依旧从BerkeleyX: ColWri2.2x Principles of Written English 抄过来的。我真的对这门课是相见恨晚！呜呜，我写英文各种罗嗦（楼下群众：你中文更罗嗦好不好？你看落园多少废话？）
what causes wordiness?
Wordiness is using more words than you need to in order to write what you mean. Everyone has a tendency to be too wordy at times. Some of the causes of this wordiness are:
- Trying to sound too formal or academic. Unfortunately, in academic writing, there are a lot of examples of wordy writing. This doesn't mean you have to model your writing on bad examples. Your readers will always appreciate if you state your ideas clearly, and using no more words than needed.
- Not knowing more precise vocabulary. For example, saying, She ran quickly to the store can be made somewhat less wordy, and more precise, by saying: She raced to the store (race=run quickly). Finding the right vocabulary can help you cut down the number of words you use. Every reduction helps, even if it's only a word or two.
- Using too many unnecessary and vague modifiers. Typically, modifiers like really, very, quite, and similar words add no meaning to your writing. If you need to modify a word, find precise modifiers. For example, instead of There's a really tall building near my house, write: There's a 50-story building near my house.
- Using too many prepositional phrases or possessives. These types of phrases can add length to your sentences, often unnecessarily. So, instead of The car belonging to Mr. Wang is in the garage [10 words], write: Mr. Wang's car is in the garage [7 words].
Writing less wordy prose
One problem many writers have with wordiness is relying on some standard phrases that they hear or read. The table here, taken from the first part of this course, has a brief introduction of some of these wordy phrases:
|based on the fact that||because|
|despite the fact that||although|
|in the event that||if|
|at the present time||now|
|until such a time as||until|
|on a weekly basis||weekly|
|it is often the case that||often|
|have the ability to||can|
|during the course of||during|
|take under consideration||consider|
|to be of the opinion||to think|
|to make reference to||to refer to|
|in the final analysis||finally|
Some steps to take to reduce wordiness when reviewing your work:
- Look for any of the phrases from this table and write them more succinctly.
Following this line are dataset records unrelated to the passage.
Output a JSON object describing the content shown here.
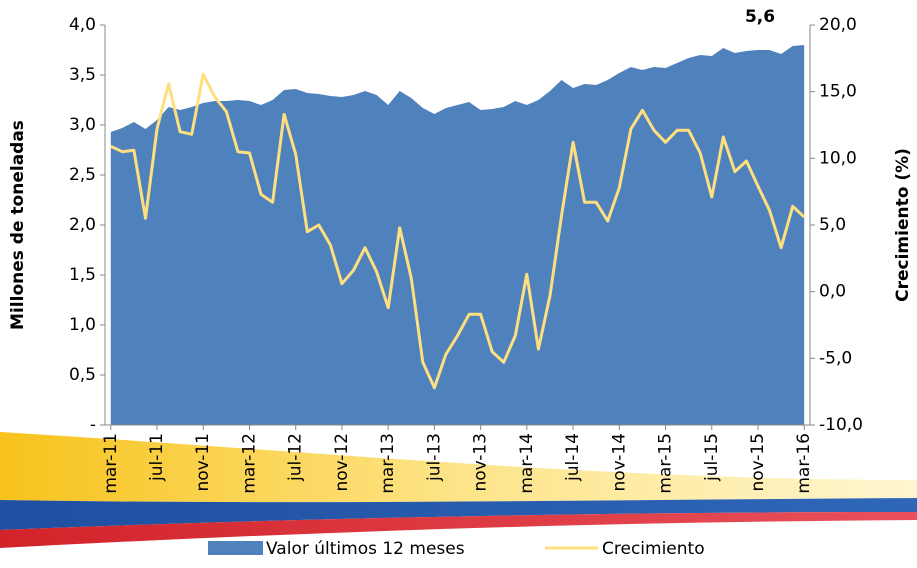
{
  "chart_data": {
    "type": "area-line",
    "annotation": "5,6",
    "y_label": "Millones de toneladas",
    "y2_label": "Crecimiento  (%)",
    "categories": [
      "mar-11",
      null,
      null,
      null,
      "jul-11",
      null,
      null,
      null,
      "nov-11",
      null,
      null,
      null,
      "mar-12",
      null,
      null,
      null,
      "jul-12",
      null,
      null,
      null,
      "nov-12",
      null,
      null,
      null,
      "mar-13",
      null,
      null,
      null,
      "jul-13",
      null,
      null,
      null,
      "nov-13",
      null,
      null,
      null,
      "mar-14",
      null,
      null,
      null,
      "jul-14",
      null,
      null,
      null,
      "nov-14",
      null,
      null,
      null,
      "mar-15",
      null,
      null,
      null,
      "jul-15",
      null,
      null,
      null,
      "nov-15",
      null,
      null,
      null,
      "mar-16"
    ],
    "series": [
      {
        "name": "Valor últimos 12 meses",
        "color": "#4f81bd",
        "values": [
          2.93,
          2.97,
          3.03,
          2.96,
          3.05,
          3.18,
          3.15,
          3.18,
          3.22,
          3.24,
          3.24,
          3.25,
          3.24,
          3.2,
          3.25,
          3.35,
          3.36,
          3.32,
          3.31,
          3.29,
          3.28,
          3.3,
          3.34,
          3.3,
          3.2,
          3.34,
          3.27,
          3.17,
          3.11,
          3.17,
          3.2,
          3.23,
          3.15,
          3.16,
          3.18,
          3.24,
          3.2,
          3.25,
          3.34,
          3.45,
          3.37,
          3.41,
          3.4,
          3.45,
          3.52,
          3.58,
          3.55,
          3.58,
          3.57,
          3.62,
          3.67,
          3.7,
          3.69,
          3.77,
          3.72,
          3.74,
          3.75,
          3.75,
          3.71,
          3.79,
          3.8
        ]
      },
      {
        "name": "Crecimiento",
        "color": "#fedf7f",
        "axis": "y2",
        "values": [
          10.9,
          10.5,
          10.6,
          5.5,
          12.2,
          15.6,
          12.0,
          11.8,
          16.3,
          14.6,
          13.5,
          10.5,
          10.4,
          7.3,
          6.7,
          13.3,
          10.3,
          4.5,
          5.0,
          3.5,
          0.6,
          1.6,
          3.3,
          1.5,
          -1.2,
          4.8,
          1.0,
          -5.3,
          -7.2,
          -4.7,
          -3.3,
          -1.7,
          -1.7,
          -4.5,
          -5.3,
          -3.3,
          1.3,
          -4.3,
          -0.3,
          5.7,
          11.2,
          6.7,
          6.7,
          5.3,
          7.8,
          12.2,
          13.6,
          12.1,
          11.2,
          12.1,
          12.1,
          10.4,
          7.1,
          11.6,
          9.0,
          9.8,
          7.9,
          6.1,
          3.3,
          6.4,
          5.6
        ]
      }
    ],
    "ylim": [
      0,
      4
    ],
    "yticks": [
      {
        "value": 0,
        "label": "-"
      },
      {
        "value": 0.5,
        "label": "0,5"
      },
      {
        "value": 1,
        "label": "1,0"
      },
      {
        "value": 1.5,
        "label": "1,5"
      },
      {
        "value": 2,
        "label": "2,0"
      },
      {
        "value": 2.5,
        "label": "2,5"
      },
      {
        "value": 3,
        "label": "3,0"
      },
      {
        "value": 3.5,
        "label": "3,5"
      },
      {
        "value": 4,
        "label": "4,0"
      }
    ],
    "y2lim": [
      -10,
      20
    ],
    "y2ticks": [
      {
        "value": -10,
        "label": "-10,0"
      },
      {
        "value": -5,
        "label": "-5,0"
      },
      {
        "value": 0,
        "label": "0,0"
      },
      {
        "value": 5,
        "label": "5,0"
      },
      {
        "value": 10,
        "label": "10,0"
      },
      {
        "value": 15,
        "label": "15,0"
      },
      {
        "value": 20,
        "label": "20,0"
      }
    ],
    "legend": "bottom"
  }
}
- Look for places where you use modifiers, such as adjectives or adverbs. Consider whether the modifier adds important information. If it doesn't, remove it or change it to be more precise. If you keep the modifier, ask if there is a more precise single-word vocabulary item that expresses the same meaning as the word + modifier.
- Look at any sentences in your writing that seem long. Determine if there are ways to cut the length of the sentence.
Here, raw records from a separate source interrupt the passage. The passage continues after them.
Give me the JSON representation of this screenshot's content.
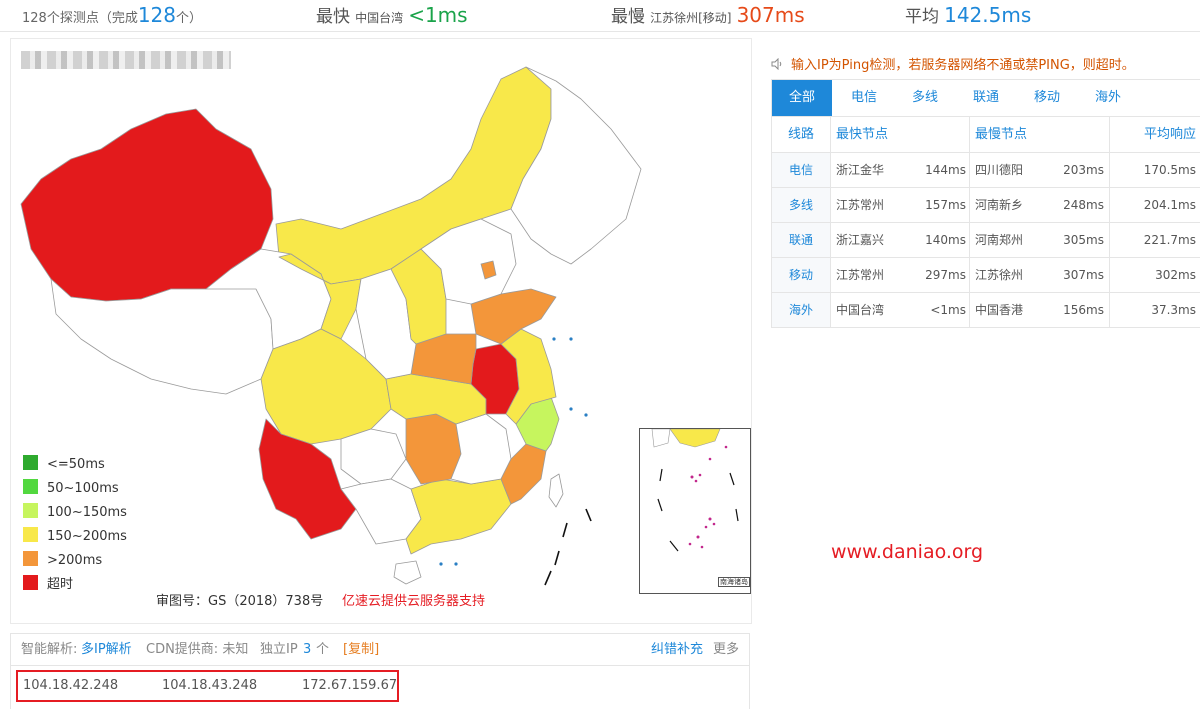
{
  "topbar": {
    "points_prefix": "128个探测点（完成",
    "points_count": "128",
    "points_suffix": "个）",
    "fastest_label": "最快",
    "fastest_location": "中国台湾",
    "fastest_value": "<1ms",
    "slowest_label": "最慢",
    "slowest_location": "江苏徐州[移动]",
    "slowest_value": "307ms",
    "average_label": "平均",
    "average_value": "142.5ms"
  },
  "legend": [
    {
      "label": "<=50ms",
      "color": "#2eaa2e"
    },
    {
      "label": "50~100ms",
      "color": "#52d83f"
    },
    {
      "label": "100~150ms",
      "color": "#c6f55e"
    },
    {
      "label": "150~200ms",
      "color": "#f8e84a"
    },
    {
      "label": ">200ms",
      "color": "#f3963a"
    },
    {
      "label": "超时",
      "color": "#e31a1c"
    }
  ],
  "map": {
    "review_number": "审图号：GS（2018）738号",
    "sponsor": "亿速云提供云服务器支持",
    "inset_label": "南海诸岛",
    "colors": {
      "timeout": "#e31a1c",
      "slow": "#f3963a",
      "mid": "#f8e84a",
      "good": "#c6f55e",
      "none": "#ffffff"
    }
  },
  "notice": "输入IP为Ping检测，若服务器网络不通或禁PING，则超时。",
  "tabs": [
    {
      "label": "全部",
      "active": true
    },
    {
      "label": "电信"
    },
    {
      "label": "多线"
    },
    {
      "label": "联通"
    },
    {
      "label": "移动"
    },
    {
      "label": "海外"
    }
  ],
  "table": {
    "headers": {
      "type": "线路",
      "fastest": "最快节点",
      "slowest": "最慢节点",
      "avg": "平均响应"
    },
    "rows": [
      {
        "type": "电信",
        "fast_node": "浙江金华",
        "fast_ms": "144ms",
        "slow_node": "四川德阳",
        "slow_ms": "203ms",
        "avg": "170.5ms"
      },
      {
        "type": "多线",
        "fast_node": "江苏常州",
        "fast_ms": "157ms",
        "slow_node": "河南新乡",
        "slow_ms": "248ms",
        "avg": "204.1ms"
      },
      {
        "type": "联通",
        "fast_node": "浙江嘉兴",
        "fast_ms": "140ms",
        "slow_node": "河南郑州",
        "slow_ms": "305ms",
        "avg": "221.7ms"
      },
      {
        "type": "移动",
        "fast_node": "江苏常州",
        "fast_ms": "297ms",
        "slow_node": "江苏徐州",
        "slow_ms": "307ms",
        "avg": "302ms"
      },
      {
        "type": "海外",
        "fast_node": "中国台湾",
        "fast_ms": "<1ms",
        "slow_node": "中国香港",
        "slow_ms": "156ms",
        "avg": "37.3ms"
      }
    ]
  },
  "watermark": "www.daniao.org",
  "info": {
    "smart_label": "智能解析:",
    "smart_value": "多IP解析",
    "cdn": "CDN提供商: 未知",
    "ip_label": "独立IP",
    "ip_count": "3",
    "ip_unit": "个",
    "copy": "[复制]",
    "correct": "纠错补充",
    "more": "更多",
    "ips": [
      "104.18.42.248",
      "104.18.43.248",
      "172.67.159.67"
    ]
  }
}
- Read your sentences out loud, one by one. Sometimes wordiness reveals itself when you hear it rather than see it.
- Don't use a passive verb construction when active would be better. Instead of writing The bill was paid by us, write: We paid the bill.
- Eliminate unnecessary personal commentary. Often, phrases like I believe, I think, I just want to emphasize, etc. are not needed to make your point.
It takes time to recognize wordiness in your own writing. However, the process will pay off--your writing will become much easier to read, or rather, your writing will be more readable.